Tafsir konstitusi tersebut sejalan dengan tulisan Mohammad Hatta dalam bukunya yang berjudul “Bung Hatta Menjawab”. Hatta yang notabene arsitek Pasal 33 UUD 1945 itu mengemukakan bahwa cita-cita yang tertanam dalam Pasal 33 UUD 1945 ialah produksi yang besar-besar sedapat-dapatnya dilaksanakan oleh negara. Pengelolaan SDA strategis oleh pihak asing atau swasta hanya dibenarkan apabila kondisi negara belum memiliki kemampuan atau kekurangan kemampuan, baik itu dalam modal, teknologi, dan manajemen. Artinya, pengelolaan cabang-cabang produksi yang penting bagi negara dan menguasai hajat hidup orang banyak oleh asing atau swasta itu harus bersifat sementara waktu.
Akibat liberalisasi sektor Migas melalui UU No.22/2001 itu, maka terbukalah peluang besar kepada korporasi diluar Pertambangan Minyak Nasional (Pertamina) untuk leluasa merambah bisnis migas di Indonesia, baik itu di sektor hulu (eksplorasi dan eksploitasi) maupun di sektor hilir (pengolahan, pengangkutan, penyimpanan, dan niaga). Di sektor hulu, kuasa pertambangan (KP) yang sebelumnya diberikan kepada Pertamina sebagai badan usaha milik negara (BUMN) kemudian diberikan kepada BP Migas, lalu oleh BP Migas “dijual” bebas kepada para pelaku usaha. Penyerahan KP kepada koorporasi asing atau swasta tentu saja menghilangkan kedaulatan negara di dalam mengatur kegiatan pengelolaan dan pengusahaan Migas di sektor hulu. Walaupun BP Migas kini telah dibubarkan, tetapi itu tidak serta merta menyelesaikan persoalan karena semua kontrak kerja sama (KKS) yang telah ditandatangani antara BP Migas dan pelaku usaha harus tetap berlaku sampai masa berlakunya berakhir. Di sektor hilir lebih parah lagi, semuanya diliberalkan dengan mekanisme izin.

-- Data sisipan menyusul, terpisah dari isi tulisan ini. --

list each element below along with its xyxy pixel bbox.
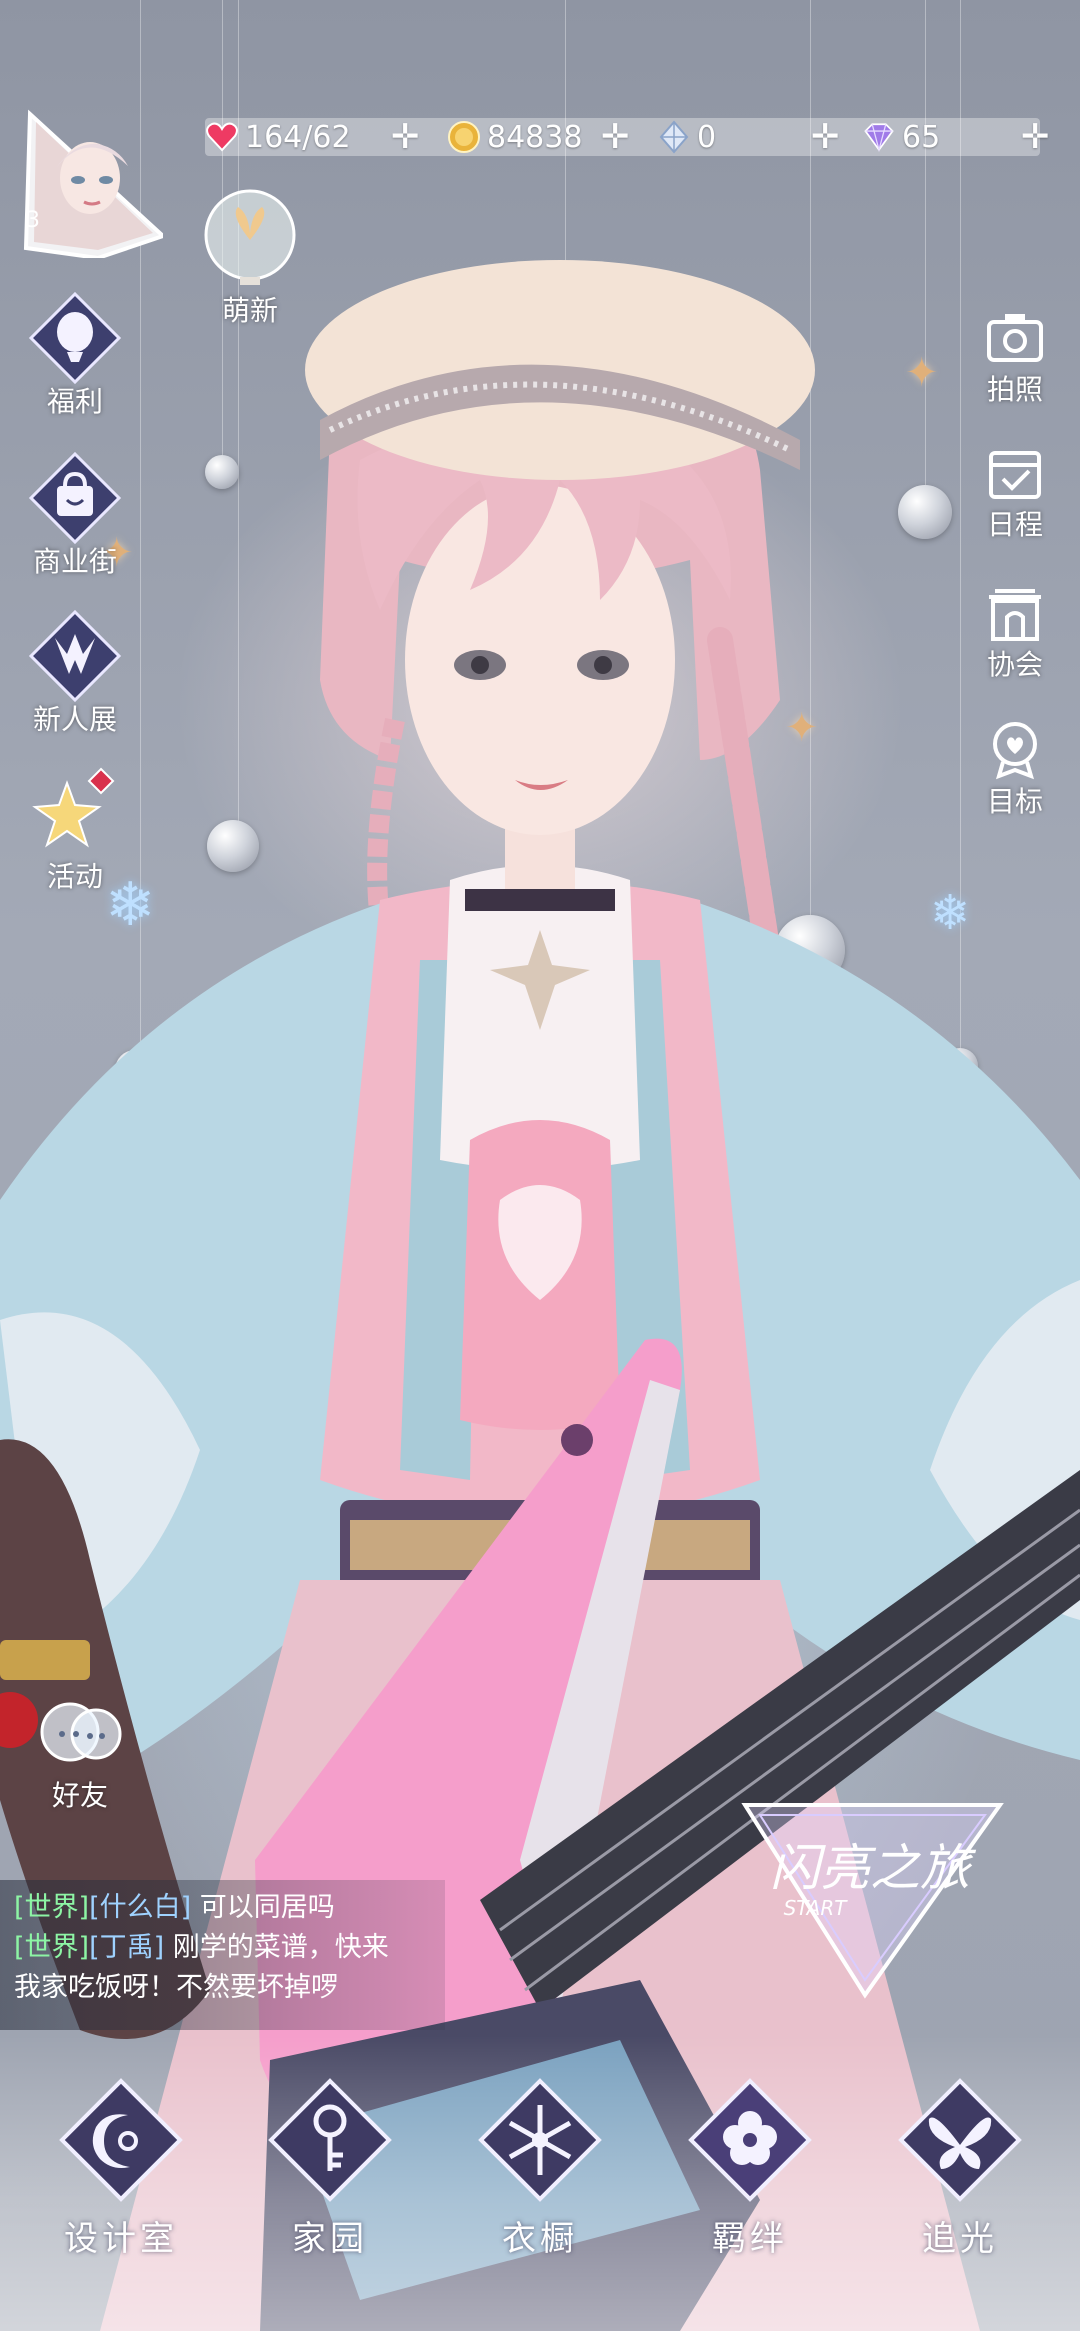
friends-button[interactable]: 好友	[30, 1690, 130, 1814]
nav-home-label: 家园	[292, 2219, 368, 2259]
nav-wardrobe-label: 衣橱	[502, 2219, 578, 2259]
menu-goals-label: 目标	[986, 785, 1043, 818]
nav-design-studio[interactable]: 设计室	[46, 2075, 196, 2260]
flower-icon	[685, 2075, 815, 2205]
menu-shopping-street[interactable]: 商业街	[20, 450, 130, 580]
event-logo-title: 闪亮之旅	[770, 1839, 977, 1897]
gold-counter: 84838	[447, 118, 582, 156]
diamond-counter: 65	[862, 118, 940, 156]
chat-message: [世界][丁禹] 刚学的菜谱，快来	[14, 1932, 389, 1963]
menu-schedule-label: 日程	[986, 508, 1043, 541]
stamina-value: 164/62	[245, 119, 351, 155]
moon-icon	[56, 2075, 186, 2205]
nav-bonds-label: 羁绊	[712, 2219, 788, 2259]
camera-icon	[985, 308, 1045, 368]
add-stamina-button[interactable]: ✛	[388, 120, 422, 154]
crown-v-icon	[27, 608, 123, 704]
chat-message: [世界][什么白] 可以同居吗	[14, 1892, 335, 1923]
nav-chase-light-label: 追光	[922, 2219, 998, 2259]
crystal-value: 0	[697, 119, 717, 155]
crystal-counter: 0	[657, 118, 716, 156]
crystal-icon	[657, 120, 691, 154]
add-crystal-button[interactable]: ✛	[808, 120, 842, 154]
snowflake-icon	[475, 2075, 605, 2205]
menu-newcomer-show[interactable]: 新人展	[20, 608, 130, 738]
player-level: 3	[26, 208, 40, 233]
add-gold-button[interactable]: ✛	[598, 120, 632, 154]
chat-message: 我家吃饭呀！不然要坏掉啰	[14, 1972, 338, 2003]
player-avatar[interactable]	[18, 108, 167, 261]
butterfly-icon	[895, 2075, 1025, 2205]
nav-bonds[interactable]: 羁绊	[675, 2075, 825, 2260]
balloon-icon	[27, 290, 123, 386]
butterfly-bubble-icon	[204, 189, 296, 287]
menu-welfare[interactable]: 福利	[20, 290, 130, 420]
event-logo-sub: START	[784, 1896, 849, 1920]
menu-photo-label: 拍照	[986, 373, 1043, 406]
menu-association[interactable]: 协会	[970, 583, 1060, 683]
menu-goals[interactable]: 目标	[970, 720, 1060, 820]
diamond-icon	[862, 120, 896, 154]
menu-schedule[interactable]: 日程	[970, 443, 1060, 543]
friends-icon	[40, 1702, 122, 1762]
gold-value: 84838	[487, 119, 583, 155]
diamond-value: 65	[902, 119, 941, 155]
nav-design-studio-label: 设计室	[64, 2219, 178, 2259]
gold-coin-icon	[447, 120, 481, 154]
stars-icon	[27, 765, 123, 861]
nav-wardrobe[interactable]: 衣橱	[465, 2075, 615, 2260]
menu-association-label: 协会	[986, 648, 1043, 681]
friends-label: 好友	[51, 1779, 108, 1812]
world-chat-panel[interactable]: [世界][什么白] 可以同居吗 [世界][丁禹] 刚学的菜谱，快来 我家吃饭呀！…	[0, 1880, 445, 2030]
key-icon	[265, 2075, 395, 2205]
heart-icon	[205, 120, 239, 154]
nav-chase-light[interactable]: 追光	[885, 2075, 1035, 2260]
new-player-button[interactable]: 萌新	[200, 185, 300, 329]
menu-events[interactable]: 活动	[20, 765, 130, 895]
event-logo-button[interactable]: 闪亮之旅 START	[735, 1785, 1015, 2000]
nav-home[interactable]: 家园	[255, 2075, 405, 2260]
shopping-bag-icon	[27, 450, 123, 546]
calendar-icon	[985, 443, 1045, 503]
stamina-counter: 164/62	[205, 118, 351, 156]
menu-photo[interactable]: 拍照	[970, 308, 1060, 408]
add-diamond-button[interactable]: ✛	[1018, 120, 1052, 154]
new-player-label: 萌新	[221, 294, 278, 327]
building-icon	[985, 583, 1045, 643]
target-badge-icon	[985, 720, 1045, 780]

Dengan mekanisme seperti itu, terciptalah persaingan antar pelaku usaha Migas untuk mendapatkan izin dengan segala bentuk dan penamaannya. Beragam cara pun mereka tempuh untuk mendapatkannya, termasuk dengan menyuap pihak pemberi izin. Akibatnya kemudian mereka yang telah mengantongi izin menerapkan praktek-praktek usaha yang liberal guna mendahulukan kepentingan yang berorientasi pada maksimasi laba, padahal jelas-jelas sektor ini menguasai hajat hidup orang banyak, terutama soal harga.

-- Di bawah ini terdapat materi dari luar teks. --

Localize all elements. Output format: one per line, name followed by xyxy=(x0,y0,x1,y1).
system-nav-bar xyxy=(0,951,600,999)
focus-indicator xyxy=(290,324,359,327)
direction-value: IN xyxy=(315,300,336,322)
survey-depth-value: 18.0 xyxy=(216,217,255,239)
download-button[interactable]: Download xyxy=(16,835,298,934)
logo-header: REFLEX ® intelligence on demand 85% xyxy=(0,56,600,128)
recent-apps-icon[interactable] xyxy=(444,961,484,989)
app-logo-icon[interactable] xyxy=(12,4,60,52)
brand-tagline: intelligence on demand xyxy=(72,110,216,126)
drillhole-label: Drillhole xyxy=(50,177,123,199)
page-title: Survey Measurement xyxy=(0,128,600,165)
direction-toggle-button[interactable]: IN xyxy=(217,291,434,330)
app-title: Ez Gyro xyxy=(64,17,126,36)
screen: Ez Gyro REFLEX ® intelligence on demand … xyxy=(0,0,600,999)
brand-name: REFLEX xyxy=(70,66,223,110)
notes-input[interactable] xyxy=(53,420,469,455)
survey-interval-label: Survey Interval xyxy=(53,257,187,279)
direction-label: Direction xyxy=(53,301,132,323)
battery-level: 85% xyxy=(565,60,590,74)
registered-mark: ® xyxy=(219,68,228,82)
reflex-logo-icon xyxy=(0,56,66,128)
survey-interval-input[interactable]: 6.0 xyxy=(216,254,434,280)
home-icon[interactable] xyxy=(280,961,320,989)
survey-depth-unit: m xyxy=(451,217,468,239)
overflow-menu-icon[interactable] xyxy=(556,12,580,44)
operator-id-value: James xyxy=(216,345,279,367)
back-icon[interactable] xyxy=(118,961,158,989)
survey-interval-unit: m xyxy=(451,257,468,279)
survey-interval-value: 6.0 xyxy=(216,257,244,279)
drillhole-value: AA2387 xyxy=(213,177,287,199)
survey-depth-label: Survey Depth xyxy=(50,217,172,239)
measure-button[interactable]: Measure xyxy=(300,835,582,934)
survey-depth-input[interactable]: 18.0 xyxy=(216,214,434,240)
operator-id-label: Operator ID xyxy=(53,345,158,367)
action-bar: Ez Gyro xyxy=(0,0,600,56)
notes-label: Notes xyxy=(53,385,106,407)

Pemerintah sebagai pemberi izin pun nampaknya sudah ketagihan dengan mekanisme pasar tersebut, buktinya walaupun melalui putusan No.002/PUU-I/2003 MK telah menyarankan agar diterbitkan peraturan pemerintah untuk memberikan jaminan prioritas kepada badan usaha milik negara BUMN dalam pengusahaan Migas, namun itu tidak kunjung dilakukan pemerintah.

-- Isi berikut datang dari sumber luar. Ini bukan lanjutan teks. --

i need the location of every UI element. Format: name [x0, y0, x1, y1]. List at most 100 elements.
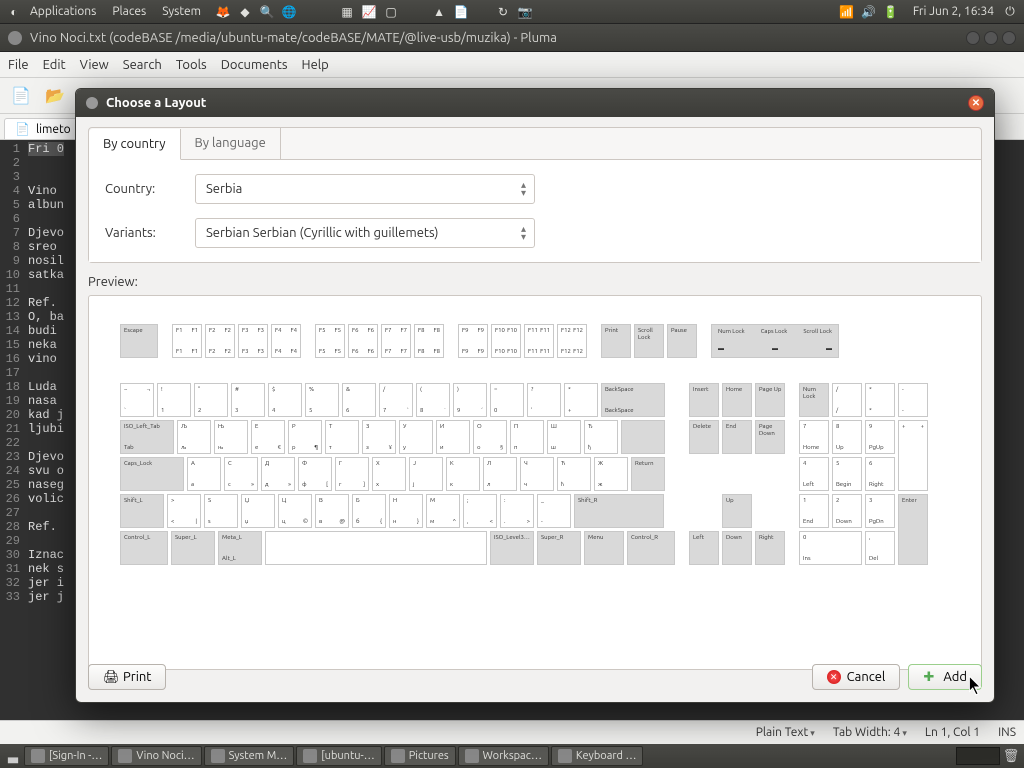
- wifi-icon[interactable]: 📶: [839, 4, 855, 20]
- key: F5F5F5F5: [315, 324, 345, 358]
- clock[interactable]: Fri Jun 2, 16:34: [905, 5, 1002, 18]
- key: ISO_Level3…: [490, 531, 534, 565]
- key: F1F1F1F1: [172, 324, 202, 358]
- dialog-close-button[interactable]: ✕: [968, 95, 984, 111]
- menu-search[interactable]: Search: [123, 58, 162, 72]
- tab-limeto[interactable]: 📄 limeto: [4, 118, 82, 139]
- task-item[interactable]: Vino Noci…: [111, 746, 201, 766]
- key: ~¬`: [120, 383, 154, 417]
- key: 8Up: [832, 420, 862, 454]
- key: ,Del: [865, 531, 895, 565]
- menu-tools[interactable]: Tools: [176, 58, 207, 72]
- key: Insert: [689, 383, 719, 417]
- key: _-: [537, 494, 571, 528]
- close-button[interactable]: [1002, 31, 1016, 45]
- notes-icon[interactable]: 📄: [453, 4, 469, 20]
- chevron-updown-icon: ▴▾: [521, 225, 526, 241]
- terminal-icon[interactable]: ▢: [383, 4, 399, 20]
- task-item[interactable]: Keyboard …: [551, 746, 644, 766]
- minimize-button[interactable]: [966, 31, 980, 45]
- app1-icon[interactable]: ▦: [339, 4, 355, 20]
- globe-icon[interactable]: 🌐: [281, 4, 297, 20]
- add-button[interactable]: Add: [908, 664, 982, 690]
- task-item[interactable]: [ubuntu-…: [296, 746, 381, 766]
- key: Shift_R: [574, 494, 664, 528]
- tab-by-country[interactable]: By country: [89, 129, 181, 160]
- new-button[interactable]: 📄: [6, 81, 36, 111]
- menu-documents[interactable]: Documents: [221, 58, 288, 72]
- task-item[interactable]: [Sign-In -…: [24, 746, 109, 766]
- monitor-icon[interactable]: 📈: [361, 4, 377, 20]
- search-icon[interactable]: 🔍: [259, 4, 275, 20]
- update-icon[interactable]: ↻: [495, 4, 511, 20]
- key: Up: [722, 494, 752, 528]
- preview-label: Preview:: [88, 275, 982, 289]
- key: F8F8F8F8: [414, 324, 444, 358]
- status-tabwidth[interactable]: Tab Width: 4: [833, 726, 907, 739]
- key: &6: [342, 383, 376, 417]
- print-button[interactable]: Print: [88, 664, 166, 690]
- open-button[interactable]: 📂: [40, 81, 70, 111]
- key: ;,<: [463, 494, 497, 528]
- key: Шш: [547, 420, 581, 454]
- dialog-title: Choose a Layout: [106, 96, 206, 110]
- bottom-panel: ▃ [Sign-In -… Vino Noci… System M… [ubun…: [0, 744, 1024, 768]
- status-position: Ln 1, Col 1: [925, 726, 980, 739]
- task-item[interactable]: Pictures: [384, 746, 456, 766]
- menu-file[interactable]: File: [8, 58, 29, 72]
- mate-icon[interactable]: ◐: [6, 4, 22, 20]
- key: Ее€: [251, 420, 285, 454]
- cancel-button[interactable]: Cancel: [812, 664, 901, 690]
- window-title: Vino Noci.txt (codeBASE /media/ubuntu-ma…: [30, 31, 557, 45]
- show-desktop-icon[interactable]: ▃: [4, 749, 22, 764]
- menu-system[interactable]: System: [154, 5, 209, 18]
- key: Бб{: [352, 494, 386, 528]
- code-area[interactable]: Fri 0Vino albunDjevosreo nosilsatkaRef. …: [24, 140, 68, 734]
- key: Љљ: [177, 420, 211, 454]
- key: Пп: [510, 420, 544, 454]
- firefox-icon[interactable]: 🦊: [215, 4, 231, 20]
- firefox-icon: [303, 749, 317, 763]
- torrent-icon[interactable]: ◆: [237, 4, 253, 20]
- key: :.>: [500, 494, 534, 528]
- battery-icon[interactable]: 🔋: [883, 4, 899, 20]
- task-item[interactable]: Workspac…: [458, 746, 549, 766]
- key: Рр¶: [288, 420, 322, 454]
- camera-icon[interactable]: 📷: [517, 4, 533, 20]
- key: Right: [755, 531, 785, 565]
- variants-combo[interactable]: Serbian Serbian (Cyrillic with guillemet…: [195, 218, 535, 248]
- menu-applications[interactable]: Applications: [22, 5, 104, 18]
- country-combo[interactable]: Serbia ▴▾: [195, 174, 535, 204]
- menu-help[interactable]: Help: [302, 58, 329, 72]
- key: F11F11F11F11: [524, 324, 554, 358]
- key: Сс»: [224, 457, 258, 491]
- vlc-icon[interactable]: ▲: [431, 4, 447, 20]
- key: "2: [194, 383, 228, 417]
- pluma-titlebar: Vino Noci.txt (codeBASE /media/ubuntu-ma…: [0, 24, 1024, 52]
- workspace-switcher[interactable]: [956, 747, 1000, 765]
- key: Кк: [446, 457, 480, 491]
- key: F12F12F12F12: [557, 324, 587, 358]
- menu-edit[interactable]: Edit: [43, 58, 66, 72]
- power-icon[interactable]: ⏻: [1002, 4, 1018, 20]
- key: F4F4F4F4: [271, 324, 301, 358]
- tab-by-language[interactable]: By language: [181, 128, 281, 159]
- trash-icon[interactable]: 🗑: [1002, 749, 1020, 764]
- key: Жж: [594, 457, 628, 491]
- task-item[interactable]: System M…: [204, 746, 295, 766]
- key: Мм^: [426, 494, 460, 528]
- status-language[interactable]: Plain Text: [756, 726, 815, 739]
- key: Уу: [399, 420, 433, 454]
- volume-icon[interactable]: 🔊: [861, 4, 877, 20]
- key: )9´: [453, 383, 487, 417]
- key: 2Down: [832, 494, 862, 528]
- key: Escape: [120, 324, 158, 358]
- menu-view[interactable]: View: [80, 58, 109, 72]
- key: Print: [601, 324, 631, 358]
- key: F10F10F10F10: [491, 324, 521, 358]
- key: Num Lock: [799, 383, 829, 417]
- menu-places[interactable]: Places: [104, 5, 154, 18]
- key: Control_L: [120, 531, 168, 565]
- key: Дд»: [261, 457, 295, 491]
- maximize-button[interactable]: [984, 31, 998, 45]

Masa jabatan Dewan Perwakilan Rakyat (DPR) 2014-2019 hanya tinggal beberapa hari saja lagi. Jika undang-undang Migas tidak berhasil disahkan oleh DPR periode ini, maka tentu kita sangat berharap pada DPR baru nanti agar bisa segera menggesa RUU Migas menjadi undang-undang, undang-undang Migas yang “merah putih” tentunya, yakni undang-undang Migas yang bisa mengembalikan kedaulatan Indonesia di bidang energi, undang-undang yang mengarahkan pada efektifitas dan efisiensi serta mencegah penyalahgunaan kewenangan oleh para stakeholder (pemangku kepentingan) di sektor Migas agar welfare state (negara kesejahteraan) Indonesia berangsur-angsur bisa diwujudkan. (Telah dimuat di harian Riau Pos, 6 September 2014).